A sensational discovery was made recently of a completely intact prehistoric foal that lived in Siberia between 30,000 and 40,000 years ago during the Upper Paleolithic. 

The foal, a colt, is believed to have been about two months old when it died. It has been so exquisitely preserved in the permafrost that its skin, dark brown hair, hooves including the frog, mane, tail, internal organs, muscles, and even the tiny hairs in its nostrils and the hairs around the coronet band are all completely intact. It is just 98 cm (38 inches) at the shoulder. 

horse fossils, extinct horses, archealogical finds equine, history of horses

horse fossils, extinct horses, archealogical finds equine, history of horses

horse fossils, extinct horses, archealogical finds equine, history of horses

The colt was initially discovered by local residents in a tadpole-shaped depression in the region of Yakutia. The depression is known as the Batagaika crater, a megaslump one kilometer long, 800 metres wide and some 100 metres deep in the northeastern Siberian taiga (boreal forest). The fossil was excavated by scientists from Russia and Japan, and taken to the Mammoth Museum at the North-Eastern Federal University in Yakutsk, often cited as the coldest city in the world.  

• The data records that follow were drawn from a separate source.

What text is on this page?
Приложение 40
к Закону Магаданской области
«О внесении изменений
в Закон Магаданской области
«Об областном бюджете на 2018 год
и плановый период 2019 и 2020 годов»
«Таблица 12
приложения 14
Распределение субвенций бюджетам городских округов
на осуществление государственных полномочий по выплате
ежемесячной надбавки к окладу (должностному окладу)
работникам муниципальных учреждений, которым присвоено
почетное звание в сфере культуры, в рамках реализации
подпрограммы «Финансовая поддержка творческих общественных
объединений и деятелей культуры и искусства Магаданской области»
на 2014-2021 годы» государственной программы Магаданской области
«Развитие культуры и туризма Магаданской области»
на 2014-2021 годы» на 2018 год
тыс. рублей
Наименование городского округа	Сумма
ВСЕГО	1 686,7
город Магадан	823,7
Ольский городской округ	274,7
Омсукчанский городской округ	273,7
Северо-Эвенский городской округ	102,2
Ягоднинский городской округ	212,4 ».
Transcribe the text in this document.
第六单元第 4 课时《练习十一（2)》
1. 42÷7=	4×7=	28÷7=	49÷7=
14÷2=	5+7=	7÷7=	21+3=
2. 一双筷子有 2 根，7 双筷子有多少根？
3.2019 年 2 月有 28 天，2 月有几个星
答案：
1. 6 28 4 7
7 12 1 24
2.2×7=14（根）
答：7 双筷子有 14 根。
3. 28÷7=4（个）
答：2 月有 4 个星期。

The crater was formed when the land began to sink in the 1960s as a result of climate change that accelerated melting permafrost. The crater grew and deepened with more flooding and in the process ice age fossils began surfacing around the rim, which continues to be unstable with more thawing and landslides. This massive hole in the ground is known as “the doorway to the underworld” to superstitious locals but, for passionate archaeologists, the crater is a treasure trove. 

horse fossils, extinct horses, archealogical finds equine, history of horses

horse fossils, extinct horses, archealogical finds equine, history of horses

horse fossils, extinct horses, archealogical finds equine, history of horses

horse fossils, extinct horses, archealogical finds equine, history of horses

When the foal was excavated, soil samples around the area where it lay were also collected. They will be studied in detail to learn about the environment in which the foal lived. Once all the studies on the fossil and the surrounding material have been done, scientists will be able to determine more precisely when the foal lived and how it died, while studies of its stomach and bowel contents will show what it had been feeding on. 

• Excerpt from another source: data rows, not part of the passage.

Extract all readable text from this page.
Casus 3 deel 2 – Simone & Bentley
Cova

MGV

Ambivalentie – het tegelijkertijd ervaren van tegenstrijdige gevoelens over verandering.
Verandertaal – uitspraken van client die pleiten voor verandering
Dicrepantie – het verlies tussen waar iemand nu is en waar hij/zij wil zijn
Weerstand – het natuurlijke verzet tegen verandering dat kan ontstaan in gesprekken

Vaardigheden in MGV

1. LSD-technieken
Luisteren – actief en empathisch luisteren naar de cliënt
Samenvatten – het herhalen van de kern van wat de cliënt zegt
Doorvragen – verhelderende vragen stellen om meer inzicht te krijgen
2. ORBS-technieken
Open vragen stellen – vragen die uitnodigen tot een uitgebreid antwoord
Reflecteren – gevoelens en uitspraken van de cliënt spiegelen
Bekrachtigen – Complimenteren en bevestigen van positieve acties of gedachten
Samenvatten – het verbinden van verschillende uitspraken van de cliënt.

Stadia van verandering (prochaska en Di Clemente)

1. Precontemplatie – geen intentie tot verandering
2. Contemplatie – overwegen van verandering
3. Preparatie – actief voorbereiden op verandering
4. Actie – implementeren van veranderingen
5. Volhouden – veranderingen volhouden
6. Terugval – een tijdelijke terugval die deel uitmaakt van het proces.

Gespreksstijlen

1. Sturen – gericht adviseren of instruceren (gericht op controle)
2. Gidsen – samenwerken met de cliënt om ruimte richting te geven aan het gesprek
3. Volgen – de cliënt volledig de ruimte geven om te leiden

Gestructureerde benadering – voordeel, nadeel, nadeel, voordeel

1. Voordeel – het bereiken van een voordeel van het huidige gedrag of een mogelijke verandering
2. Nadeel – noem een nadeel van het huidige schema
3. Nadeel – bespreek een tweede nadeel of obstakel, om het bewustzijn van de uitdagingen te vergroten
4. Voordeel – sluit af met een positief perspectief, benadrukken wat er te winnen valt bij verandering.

There don’t appear to be any external wounds or injuries on the fossil’s body and it has been theorized at this point that the foal might have been caught in a natural trap and drowned. Much more will be known as the studies are completed.

horse fossils, extinct horses, archealogical finds equine, history of horses

The massive Batagaika crater near the Yana river basin in Russia is growing at an alarming rate. The acceleration of growth provides insight into the impact of climate change on the permafrost, and the layers exposed suggest how the world looked in climates of the past. Photo: NASA Earth Observatory images by Jesse Allen, using Landsat data from the U.S. Geological Survey.

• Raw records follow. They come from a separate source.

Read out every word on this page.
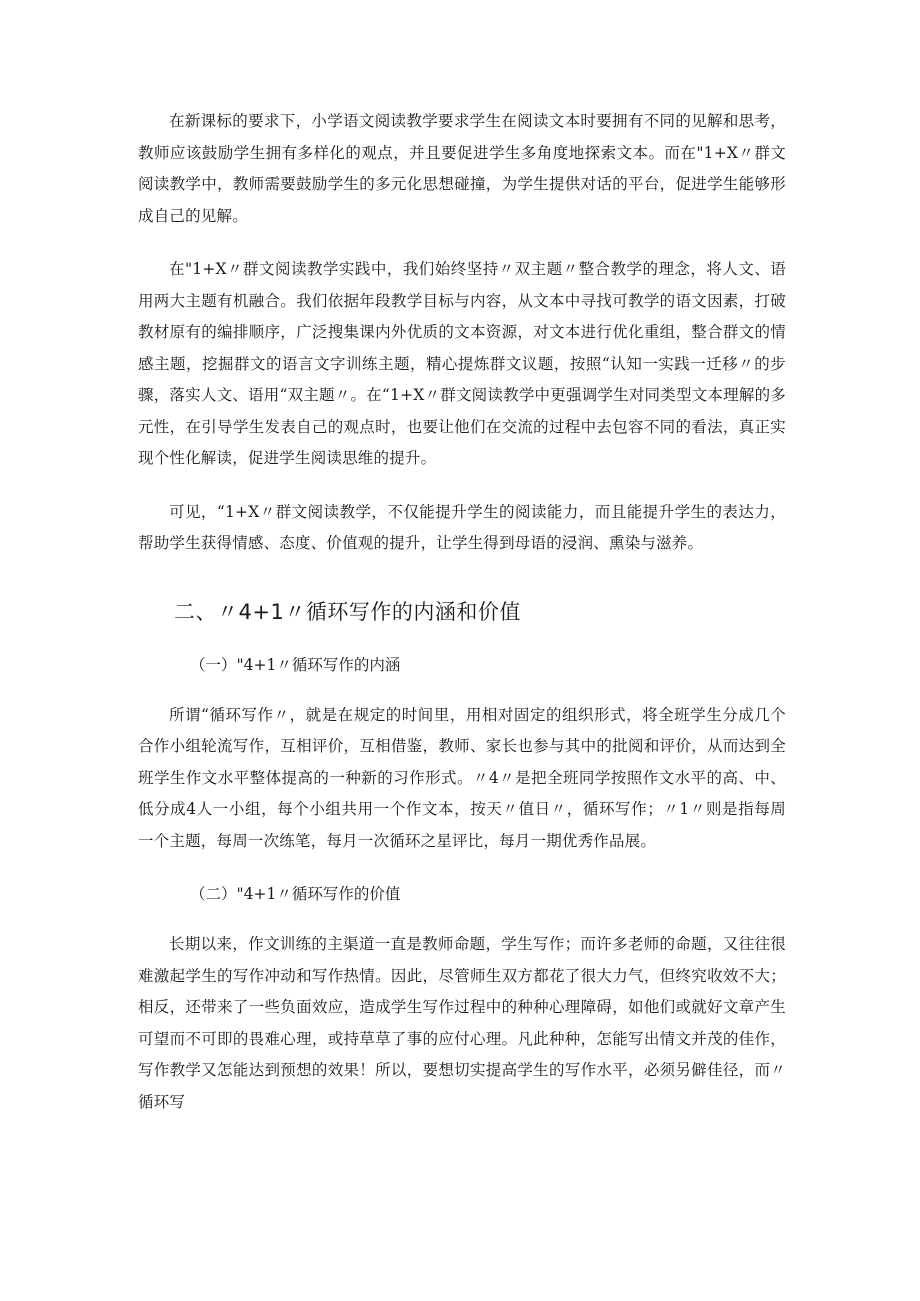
在新课标的要求下，小学语文阅读教学要求学生在阅读文本时要拥有不同的见解和思考，教师应该鼓励学生拥有多样化的观点，并且要促进学生多角度地探索文本。而在"1+X〃群文阅读教学中，教师需要鼓励学生的多元化思想碰撞，为学生提供对话的平台，促进学生能够形成自己的见解。

在"1+X〃群文阅读教学实践中，我们始终坚持〃双主题〃整合教学的理念，将人文、语用两大主题有机融合。我们依据年段教学目标与内容，从文本中寻找可教学的语文因素，打破教材原有的编排顺序，广泛搜集课内外优质的文本资源，对文本进行优化重组，整合群文的情感主题，挖掘群文的语言文字训练主题，精心提炼群文议题，按照“认知一实践一迁移〃的步骤，落实人文、语用“双主题〃。在“1+X〃群文阅读教学中更强调学生对同类型文本理解的多元性，在引导学生发表自己的观点时，也要让他们在交流的过程中去包容不同的看法，真正实现个性化解读，促进学生阅读思维的提升。

可见，“1+X〃群文阅读教学，不仅能提升学生的阅读能力，而且能提升学生的表达力，帮助学生获得情感、态度、价值观的提升，让学生得到母语的浸润、熏染与滋养。

二、〃4+1〃循环写作的内涵和价值
（一）"4+1〃循环写作的内涵

所谓“循环写作〃，就是在规定的时间里，用相对固定的组织形式，将全班学生分成几个合作小组轮流写作，互相评价，互相借鉴，教师、家长也参与其中的批阅和评价，从而达到全班学生作文水平整体提高的一种新的习作形式。〃4〃是把全班同学按照作文水平的高、中、低分成4人一小组，每个小组共用一个作文本，按天〃值日〃，循环写作；〃1〃则是指每周一个主题，每周一次练笔，每月一次循环之星评比，每月一期优秀作品展。

（二）"4+1〃循环写作的价值

长期以来，作文训练的主渠道一直是教师命题，学生写作；而许多老师的命题，又往往很难激起学生的写作冲动和写作热情。因此，尽管师生双方都花了很大力气，但终究收效不大；相反，还带来了一些负面效应，造成学生写作过程中的种种心理障碍，如他们或就好文章产生可望而不可即的畏难心理，或持草草了事的应付心理。凡此种种，怎能写出情文并茂的佳作，写作教学又怎能达到预想的效果！所以，要想切实提高学生的写作水平，必须另僻佳径，而〃循环写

This is a truly amazing find. However, the region is famous for yielding fossils including mammoths, bison, and a woolly rhino. Earlier this year scientists discovered a perfectly preserved lion cub in the district of Yakutia. Like the foal, it was around two months old when it perished and had been frozen in permafrost for 50,000 years with its head resting on a paw. And also like the foal, there were no external injuries that might have indicated how it died.  

horse fossils, extinct horses, archealogical finds equine, history of horses

The ancient foal is genetically distinct from today’s Yakut horse, a rare native breed from the Siberian Sakha Republic of Russia. These horses stay outside all winter in temperatures that can drop far below -60 degrees C. They have an incredible thick fur coat and find their own food under the snow. Photo: Maarten Takens/Flickr

According to the Science Alert website, the researchers say that the foal belonged to a now extinct species Equus caballus lenensis (Lena horse), which roamed ancient Siberia during Pleistocene times. It is genetically distinct from the modern day, yet rare, Yakut horse. Sometimes called the Yakutian, today’s horse is exceptionally hardy and adapted to the severe extremes of Siberian winters with a super thick coat and heavy fat layers. 

There has been some talk of maybe cloning the fossil but any further thought on that will be set aside until all studies have been done to learn as much as possible about the little foal from our distant, frozen past.